Par Catherine Landry-Plouffe.

Le mois prochain j’aurai 29 ans. Selon plusieurs, c’est durant cette année qu’on vit la crise de la trentaine. Cette crise existentielle n’est certes pas vécue par tout le monde, mais lorsqu’elle l’est, on remet tout en question.

Crédit : http://lifeands.com/wp-content/uploads/2016/02/8-symptomes-qui-prouvent-que-vous-faites-votre-crise-de-la-trentaine.jpg

En regardant autour de moi, il me semble que la crise de la trentaine est vécue de deux façons.
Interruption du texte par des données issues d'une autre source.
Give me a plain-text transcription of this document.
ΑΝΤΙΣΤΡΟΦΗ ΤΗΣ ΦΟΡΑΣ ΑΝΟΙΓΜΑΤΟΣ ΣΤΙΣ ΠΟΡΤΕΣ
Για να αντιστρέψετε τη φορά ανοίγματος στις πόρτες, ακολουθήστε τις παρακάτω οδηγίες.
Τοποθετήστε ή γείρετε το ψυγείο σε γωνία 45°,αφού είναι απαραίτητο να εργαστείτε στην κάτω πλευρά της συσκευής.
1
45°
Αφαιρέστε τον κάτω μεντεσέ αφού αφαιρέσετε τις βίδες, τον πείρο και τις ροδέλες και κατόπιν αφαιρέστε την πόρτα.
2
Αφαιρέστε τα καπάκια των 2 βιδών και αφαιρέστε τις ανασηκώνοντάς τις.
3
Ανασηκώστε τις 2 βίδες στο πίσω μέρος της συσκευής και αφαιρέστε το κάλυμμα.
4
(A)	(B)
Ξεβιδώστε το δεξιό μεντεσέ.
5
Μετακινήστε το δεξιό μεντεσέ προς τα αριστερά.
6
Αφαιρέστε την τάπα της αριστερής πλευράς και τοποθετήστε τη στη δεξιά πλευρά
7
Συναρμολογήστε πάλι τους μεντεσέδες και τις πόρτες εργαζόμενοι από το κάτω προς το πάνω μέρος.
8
Pour certains, elle fait réaliser qu’ils ont atteint plusieurs de leurs objectifs de vie (maison, emploi, études, voyages, etc.). Toutefois, leur atteinte n’a pas toujours l’effet anticipé. Pour d’autres, elle fait réaliser qu’ils ne sont pas où ils l’auraient cru à cet âge.

De mon côté, je fais partie des premiers. Ma crise, je l’ai vécu de manière un peu précoce lors de mes 27 ans. Disons que ma dernière rupture amoureuse a provoqué les choses. Après ma séparation, j’ai tout questionné : mes valeurs, mon mode de vie, mes relations, mon choix de carrière, etc. Tout y est passé! C’est là que j’ai réalisé que depuis bon nombre d’années j’étais sur le pilote automatique ou plutôt sur les pilotes automatiques, qui étaient mes objectifs de vie (professionnels et personnels) et mes peurs. Ils dictaient mes choix et mes comportements.

Ces remises en question et les prises de conscience qui en ont découlées se sont concrétisées graduellement en changements dans ma vie. Le plus récent est de m’assurer que je fais les choses en étant dans le moment présent plutôt que dans l’anticipation de ce que je vivrai une fois que se sera terminé. Dorénavant, ce n’est pas l’atteinte d’un objectif fixé qui est important, mais le cheminement qu’engendre son atteinte.

J’ai fait ce constat en ayant atteint quelques-uns de mes objectifs personnels (études, emploi, etc.). Avec le recul, je réalise que la poursuite de leur atteinte m’a amené à ne pas porter attention aux occasions qui se sont présentées. En effet, j’ai les ai plutôt regardé passer en maintenant le cap vers mon objectif. Un exemple de cela est mon cheminement scolaire. Arrivée à l’université, mon objectif était de compléter mes études afin de devenir psychoéducatrice. Je trouvais l’idée de prendre une année sabbatique très intéressante, toutefois mon objectif et mes peurs (“peut-être que je ne voudrai plus retourner aux études”, etc.) m’ont amenée à poursuivre sans pause.

Aujourd’hui, j’estime le fait d’atteindre mes objectifs personnels, mais j’ajoute la nuance de me questionner continuellement et de garder les yeux grands ouverts en cours de route.

L’élaboration d’un objectif personnel est donc le début d’un cheminement mais il n’est pas une fin de soi. Un concept qui s’applique tant dans ma vie personnelle que professionnelle, comme psychoéducatrice. Un détail important que M. Gilles Gendreau a également pris le temps de soulever dans son livre Jeunes en difficulté et intervention psychoéducative. Comme quoi les crises ont du bon!